Turning Charlotte into his mouthpiece when discussing his pornographic preference truly disgusted me. Hawes has her talk in great technical detail about anal prolapses, and a violent attack on a porn star. He makes her vocally reenact with him a scene from the film of this brutally attacked woman. This, and so much more. Indeed, I feel the need to mention that there is a lot of graphic content, which one might not suspect reading the show’s marketing materials.
I left the show angry at how this self-proclaimed “feminist” recreated a sexist power dynamic by forcing a female performer into saying his misogynistic thoughts; at how he put her into a sexualised position; at how he seemed to subtly assert his authority even when she was given a small sliver of performative power; at how he choked up after forcing his audience and colleague to listen to details of his masturbation session.
I tried to understand if my negative reaction was intended. At one point, Hawes says to Charlotte, “I don’t know if we’re creating something together, or if I am just exploiting you.” Perhaps he did know. The show describes itself as belonging to a society with a “chronic poverty of empathy” – perhaps the show was an exploration of how the lack of empathy this man felt for this woman halted his feminist ideals, and had him recapitulating the same imbalances he logically knows he opposes. The crisis of masculinity is – for some – related to a crisis of trying to be a good ally to women in a world where we can access “apocalyptically humiliating porn”, where misogyny is internalised, where there is still not a complete understanding between men and women.

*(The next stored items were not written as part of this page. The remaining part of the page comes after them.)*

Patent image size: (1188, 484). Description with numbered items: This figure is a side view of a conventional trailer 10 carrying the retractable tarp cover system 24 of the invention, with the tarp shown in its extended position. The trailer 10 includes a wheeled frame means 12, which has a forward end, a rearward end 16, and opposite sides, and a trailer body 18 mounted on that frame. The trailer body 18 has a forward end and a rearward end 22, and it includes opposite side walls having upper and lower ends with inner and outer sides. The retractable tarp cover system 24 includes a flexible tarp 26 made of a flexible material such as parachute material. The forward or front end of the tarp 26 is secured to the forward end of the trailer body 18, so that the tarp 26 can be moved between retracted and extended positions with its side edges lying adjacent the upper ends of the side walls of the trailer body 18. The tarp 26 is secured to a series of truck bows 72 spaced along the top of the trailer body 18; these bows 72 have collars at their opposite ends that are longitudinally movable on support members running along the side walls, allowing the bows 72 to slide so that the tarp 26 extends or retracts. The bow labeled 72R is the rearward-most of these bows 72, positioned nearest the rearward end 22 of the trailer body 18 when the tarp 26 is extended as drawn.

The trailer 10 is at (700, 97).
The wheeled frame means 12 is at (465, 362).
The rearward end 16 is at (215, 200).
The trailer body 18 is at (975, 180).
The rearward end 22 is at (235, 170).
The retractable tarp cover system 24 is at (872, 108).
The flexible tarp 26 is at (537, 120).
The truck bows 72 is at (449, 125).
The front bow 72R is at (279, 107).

I later discovered that Hawes is indeed aware of the ethical ambiguities of the piece, and was creating something about his “struggle to be a feminist”. I’m unsure if he wanted to inspire the level of rage my guest and I felt. In any case, I still disliked the show, and wondered at its programming. It demanded a lot of thought for a conclusion I’m already aware of – that people are complicated, can be hypocritical, that it’s hard to battle against societal influences. If shocking material is deployed for good use and interesting effect, it is worthwhile. But I gained very little from insights into the playwright’s self-pleasuring habits or any of his confessions. Two women on my row whooped and cheered at the close of the show, so perhaps my feelings do not represent those of all my fellow audience members, but ultimately the amount of mental energy this play demanded did not seem merited.
There is space for work about masculinity, and how this effects our discourse on feminism. But Hawes’ struggle is too idiosyncratic to represent masculinity in general and is not explored in a way that adds to discussions of the topic in a broader sense. Moreover, it’s not terribly interesting.